Rust on Passivated 416 Stainless Steel
After passivating 416 stainless steel to QQ-P-35 Type II, why do some parts form rust spots with humidity testing?
Q. We are trying to passivate 416 stainless to QQ-P-35, Type II. Parts look good coming out of the tanks but we are not getting good results after humidity testing. Some parts show no signs of rust/stains while others are covered with spots. Parts are all machined from the same stock and processed through passivation at the same time. –S.A.
A. You are using the correct solution for passivating 416 stainless steel (20-25% nitric, 2-2.5% sodium dichromate, 120-130°F for 20 minutes). This grade of stainless steel has elevated sulfur to aid in machining. As a result, it is possible to get sulfur inclusions at or near the surface of the part that can be removed in the passivating process, leading to a small pit or discontinuity at that location. The pit can retain some of the passivating acid that may not be fully removed in the rinsing steps.

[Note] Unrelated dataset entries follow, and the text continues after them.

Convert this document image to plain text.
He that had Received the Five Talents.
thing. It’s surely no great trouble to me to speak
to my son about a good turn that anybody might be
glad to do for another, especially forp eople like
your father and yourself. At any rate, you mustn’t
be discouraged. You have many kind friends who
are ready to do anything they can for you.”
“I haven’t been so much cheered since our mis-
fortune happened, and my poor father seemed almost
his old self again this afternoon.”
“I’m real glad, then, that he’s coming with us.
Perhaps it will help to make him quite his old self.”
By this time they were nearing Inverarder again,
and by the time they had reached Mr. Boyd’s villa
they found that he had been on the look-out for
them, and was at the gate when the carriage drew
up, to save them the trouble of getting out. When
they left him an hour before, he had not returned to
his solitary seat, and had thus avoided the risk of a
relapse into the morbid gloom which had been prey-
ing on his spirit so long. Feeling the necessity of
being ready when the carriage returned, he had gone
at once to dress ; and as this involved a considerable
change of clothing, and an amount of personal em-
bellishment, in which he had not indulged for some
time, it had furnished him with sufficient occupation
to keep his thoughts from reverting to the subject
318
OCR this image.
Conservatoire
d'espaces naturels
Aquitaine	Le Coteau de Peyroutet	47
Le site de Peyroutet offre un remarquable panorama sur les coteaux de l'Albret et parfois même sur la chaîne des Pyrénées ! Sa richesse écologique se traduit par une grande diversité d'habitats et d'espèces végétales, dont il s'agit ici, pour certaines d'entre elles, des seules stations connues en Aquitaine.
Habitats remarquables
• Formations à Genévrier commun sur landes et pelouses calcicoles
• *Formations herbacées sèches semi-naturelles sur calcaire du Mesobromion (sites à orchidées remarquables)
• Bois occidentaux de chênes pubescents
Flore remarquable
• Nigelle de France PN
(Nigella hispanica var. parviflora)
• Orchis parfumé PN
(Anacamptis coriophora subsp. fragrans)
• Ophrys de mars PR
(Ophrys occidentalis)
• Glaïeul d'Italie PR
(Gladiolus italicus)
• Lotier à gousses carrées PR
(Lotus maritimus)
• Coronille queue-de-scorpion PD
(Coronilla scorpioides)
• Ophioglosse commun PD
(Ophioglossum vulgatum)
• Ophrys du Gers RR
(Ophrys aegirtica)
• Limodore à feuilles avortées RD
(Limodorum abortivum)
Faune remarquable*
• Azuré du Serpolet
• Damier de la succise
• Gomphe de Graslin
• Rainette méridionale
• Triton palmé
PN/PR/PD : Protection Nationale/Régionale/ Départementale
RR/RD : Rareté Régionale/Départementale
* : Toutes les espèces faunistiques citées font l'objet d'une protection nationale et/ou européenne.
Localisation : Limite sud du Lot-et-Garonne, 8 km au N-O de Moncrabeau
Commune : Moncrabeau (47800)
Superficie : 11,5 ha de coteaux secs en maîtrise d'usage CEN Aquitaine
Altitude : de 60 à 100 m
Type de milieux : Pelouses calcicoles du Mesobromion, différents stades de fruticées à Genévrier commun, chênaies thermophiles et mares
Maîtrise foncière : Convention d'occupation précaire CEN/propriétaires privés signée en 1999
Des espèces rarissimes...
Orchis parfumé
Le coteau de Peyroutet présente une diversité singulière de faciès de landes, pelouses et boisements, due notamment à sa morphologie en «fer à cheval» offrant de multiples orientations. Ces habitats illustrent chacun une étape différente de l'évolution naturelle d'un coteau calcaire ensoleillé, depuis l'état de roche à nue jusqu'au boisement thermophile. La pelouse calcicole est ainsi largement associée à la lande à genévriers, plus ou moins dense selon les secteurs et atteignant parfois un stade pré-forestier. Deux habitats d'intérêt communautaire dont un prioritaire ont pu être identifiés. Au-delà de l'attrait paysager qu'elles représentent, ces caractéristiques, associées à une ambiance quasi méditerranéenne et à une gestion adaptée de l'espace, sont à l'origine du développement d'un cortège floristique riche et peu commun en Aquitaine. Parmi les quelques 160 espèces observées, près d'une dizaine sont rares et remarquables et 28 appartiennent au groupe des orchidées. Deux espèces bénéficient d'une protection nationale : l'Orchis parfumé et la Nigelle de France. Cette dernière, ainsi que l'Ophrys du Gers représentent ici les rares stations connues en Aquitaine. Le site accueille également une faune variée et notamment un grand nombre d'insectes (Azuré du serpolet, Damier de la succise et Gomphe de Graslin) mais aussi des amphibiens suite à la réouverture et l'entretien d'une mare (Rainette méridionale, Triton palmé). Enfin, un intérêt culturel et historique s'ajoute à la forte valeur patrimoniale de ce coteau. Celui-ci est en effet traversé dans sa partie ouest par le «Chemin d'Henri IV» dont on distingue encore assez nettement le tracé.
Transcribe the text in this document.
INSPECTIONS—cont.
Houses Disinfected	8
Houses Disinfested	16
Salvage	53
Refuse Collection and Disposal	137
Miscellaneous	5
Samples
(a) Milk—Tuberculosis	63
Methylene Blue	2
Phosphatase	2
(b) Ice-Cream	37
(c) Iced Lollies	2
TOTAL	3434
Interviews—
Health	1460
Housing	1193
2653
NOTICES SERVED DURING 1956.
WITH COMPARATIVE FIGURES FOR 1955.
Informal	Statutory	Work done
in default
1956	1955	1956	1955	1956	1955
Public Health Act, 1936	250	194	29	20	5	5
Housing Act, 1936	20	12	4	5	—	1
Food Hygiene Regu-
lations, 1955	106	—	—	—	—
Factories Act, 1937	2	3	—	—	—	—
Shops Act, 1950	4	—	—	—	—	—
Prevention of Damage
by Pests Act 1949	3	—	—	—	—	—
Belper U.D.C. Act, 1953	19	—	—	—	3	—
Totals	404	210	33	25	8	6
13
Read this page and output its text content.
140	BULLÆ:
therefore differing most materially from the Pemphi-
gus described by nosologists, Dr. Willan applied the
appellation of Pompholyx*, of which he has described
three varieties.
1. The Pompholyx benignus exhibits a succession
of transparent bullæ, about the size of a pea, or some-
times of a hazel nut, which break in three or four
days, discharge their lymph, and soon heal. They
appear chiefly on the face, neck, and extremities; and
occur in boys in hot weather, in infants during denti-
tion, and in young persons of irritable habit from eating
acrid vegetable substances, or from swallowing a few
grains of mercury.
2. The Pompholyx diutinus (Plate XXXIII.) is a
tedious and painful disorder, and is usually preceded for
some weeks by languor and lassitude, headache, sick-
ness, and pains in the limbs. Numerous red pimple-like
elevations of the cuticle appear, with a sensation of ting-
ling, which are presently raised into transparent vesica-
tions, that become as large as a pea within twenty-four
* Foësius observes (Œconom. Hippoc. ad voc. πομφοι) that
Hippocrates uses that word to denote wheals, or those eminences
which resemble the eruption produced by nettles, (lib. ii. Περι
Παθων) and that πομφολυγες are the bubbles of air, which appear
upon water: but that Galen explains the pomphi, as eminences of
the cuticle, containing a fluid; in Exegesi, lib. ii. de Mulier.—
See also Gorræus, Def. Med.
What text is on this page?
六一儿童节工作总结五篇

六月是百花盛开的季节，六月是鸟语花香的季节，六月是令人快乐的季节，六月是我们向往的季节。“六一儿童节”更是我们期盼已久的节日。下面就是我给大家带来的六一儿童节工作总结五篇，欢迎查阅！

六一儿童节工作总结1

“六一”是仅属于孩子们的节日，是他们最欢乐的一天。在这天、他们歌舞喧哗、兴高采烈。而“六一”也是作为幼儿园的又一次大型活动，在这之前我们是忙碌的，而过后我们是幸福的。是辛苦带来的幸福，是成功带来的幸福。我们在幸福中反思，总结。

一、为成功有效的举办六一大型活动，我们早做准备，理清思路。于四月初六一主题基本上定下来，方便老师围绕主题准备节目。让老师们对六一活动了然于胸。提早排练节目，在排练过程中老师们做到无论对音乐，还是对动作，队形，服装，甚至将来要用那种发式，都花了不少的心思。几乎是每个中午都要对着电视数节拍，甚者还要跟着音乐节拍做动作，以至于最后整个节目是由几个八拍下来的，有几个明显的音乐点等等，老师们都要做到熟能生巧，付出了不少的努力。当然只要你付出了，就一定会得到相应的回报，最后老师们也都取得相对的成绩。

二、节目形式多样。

Carpenter Technology proposed a solution for this alloy and other free-machining grades intended to have inclusions that may be removed in passivation. They suggested a 30-30-30 answer to this problem. The first step is 30 minutes in a 5% sodium hydroxide solution at 160-180°F followed by a rinse. After this is the passivation process, also for a suggested 30 minutes, followed by a rinse. The process is finished by repeating the 5% sodium hydroxide at 160-180°F for 30 minutes, then rinsing. The first alkaline step may remove some of the inclusions while the final alkaline step will be effective at neutralizing any passivating acid retained in the pits. This should promote a much more uniform passivation and the end result with your 416 stainless steel parts will be much better.